В конце концов случилось то, чего и следовало ожидать: Мазур запутался в исчислении времени. Он уже не знал, август еще стоит или пришел сентябрь, не знал точного числа, не мог с уверенностью сказать, восемнадцать дней они шагают, или шестнадцать. Помнил только, что сегодня – восьмой день с тех пор, к а к они остались вдвоем. А вот воспоминания о том, как они вдвоем остались, загнал в подсознание. В первую ночь ему снилась Вика, сон был невероятно четкий и до жути похожий на явь и ведь нисколько при том не страшный. Он просто-напросто сидел возле неширокого ручейка, а Вика появилась меж деревьев на том берегу, подошла вплотную к разделявшей их быстрой воде, долго смотрела на него, и в лице у нее не было ничего демонического или хотя бы печального. Вот только ни словечка не произнесла, долго смотрела на него, а потом неторопливо ушла в тайгу. При этом он не испытывал ни малейшего страха, но знал, что не должен ее отпускать, а вот шевельнуться как раз и не мог. Вынырнул из полудремы, буквально плавая в поту, до утра так и не заснул.

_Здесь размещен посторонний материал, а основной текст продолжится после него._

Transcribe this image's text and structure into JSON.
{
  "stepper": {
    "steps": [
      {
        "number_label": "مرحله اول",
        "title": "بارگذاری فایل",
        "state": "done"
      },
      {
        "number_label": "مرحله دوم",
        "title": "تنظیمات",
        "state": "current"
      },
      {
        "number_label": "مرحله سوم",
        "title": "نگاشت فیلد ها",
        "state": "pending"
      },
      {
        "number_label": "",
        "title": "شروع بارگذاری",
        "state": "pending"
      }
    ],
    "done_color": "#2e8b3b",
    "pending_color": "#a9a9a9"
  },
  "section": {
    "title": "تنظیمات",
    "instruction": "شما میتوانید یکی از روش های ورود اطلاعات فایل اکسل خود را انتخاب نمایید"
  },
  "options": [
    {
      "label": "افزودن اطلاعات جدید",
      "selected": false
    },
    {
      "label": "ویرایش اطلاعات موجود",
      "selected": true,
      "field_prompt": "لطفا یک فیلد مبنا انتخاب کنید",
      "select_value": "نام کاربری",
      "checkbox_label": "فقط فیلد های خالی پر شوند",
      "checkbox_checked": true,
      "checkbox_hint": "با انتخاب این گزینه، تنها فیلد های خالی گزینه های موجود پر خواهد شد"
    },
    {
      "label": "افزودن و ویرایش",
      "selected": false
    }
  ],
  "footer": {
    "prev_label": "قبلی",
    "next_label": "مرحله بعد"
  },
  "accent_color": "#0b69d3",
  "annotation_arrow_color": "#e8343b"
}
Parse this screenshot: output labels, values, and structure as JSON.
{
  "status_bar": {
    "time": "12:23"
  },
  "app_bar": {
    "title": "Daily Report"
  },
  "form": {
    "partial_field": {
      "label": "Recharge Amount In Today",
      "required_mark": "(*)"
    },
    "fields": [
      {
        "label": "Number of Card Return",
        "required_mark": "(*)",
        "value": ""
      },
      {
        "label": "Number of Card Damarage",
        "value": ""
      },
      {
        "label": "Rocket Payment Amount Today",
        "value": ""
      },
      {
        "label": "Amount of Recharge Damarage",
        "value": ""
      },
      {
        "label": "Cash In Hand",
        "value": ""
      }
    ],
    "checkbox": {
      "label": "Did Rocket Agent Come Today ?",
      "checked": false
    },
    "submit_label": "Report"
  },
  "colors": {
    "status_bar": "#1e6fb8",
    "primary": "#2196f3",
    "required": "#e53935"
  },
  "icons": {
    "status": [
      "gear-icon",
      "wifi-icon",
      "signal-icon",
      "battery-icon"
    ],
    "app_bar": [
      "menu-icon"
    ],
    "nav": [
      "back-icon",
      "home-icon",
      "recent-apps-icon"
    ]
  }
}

С Ольгой обстояло похуже – на другой день с ней случилось что-то вроде легкой истерики, она твердила, как заведенная, что Мазур ошибся и закопал Вику живой, что нужно немедленно возвращаться, могила неглубокая, и они могут успеть... После парочки оплеух это прошло, она даже не расплакалась. И вновь стала прежней. То ли заразительно такое безумие, то ли и сам на миг поддался таежному мороку, но часа два спустя, когда обдирал рябчиков на привале, услышал тихий оклик:
– Адмирал!
Поднял глаза и увидел Вику – меж деревьев, неподалеку. Отчаянно заморгал, и она тут же пропала, но руки долго тряслись.
А потом – как отрезало у обоих. Правда, его немного беспокоило, что Ольга все явственнее замыкается в себе, но это могло и почудиться. Из-за того, что они почти не разговаривали. Незачем было. Вспоминать оставшийся неведомо где цивилизованный мир – только нервы мотать друг другу, а обсуждать будущее из суеверия не хотели. Но почти каждая ночевка начиналась с грубоватого слияния тел, которому и не подобрать было названия из всех, уже имевшихся, и самых похабных, и вполне пристойных: не обменявшись ни словом, ни взглядом, вдруг рывком кидались друг к другу и в спустившихся сумерках отбрасывали все прежние запреты, позволяя другому выделывать с собой такое, отчего в чистой городской постели пришли бы в ужас. Без единого слова. Бесстыдный разгул фантазии довел до того, что Мазуру стало казаться, будто он и не имел прежде эту женщину по-настоящему. Конечно, если пораскинуть мозгами при свете дня, это была какая-то форма бегства от действительности, но в том-то и соль, что думать при свете дня никак не хотелось. Разучились, такое впечатление. Мысли, если и приходили, были незамысловатые, конкретные, насквозь утилитарные, вертевшиеся исключительно вокруг п у т и и мелких деталей с насущными потребностями. Теперь-то Мазур верил безоговорочно, что оказавшиеся в одиночку на необитаемом острове быстро теряют человеческий облик и даже станут спасаться бегством от экипажа случайно приставшего к берегу корабля. А ведь раньше не верил. Однажды, увидев на поляне небольшую избушку, скорее балаганчик, он инстинктивно шарахнулся в тайгу – и прошло секунд десять, прежде чем понял, что с ним происходит...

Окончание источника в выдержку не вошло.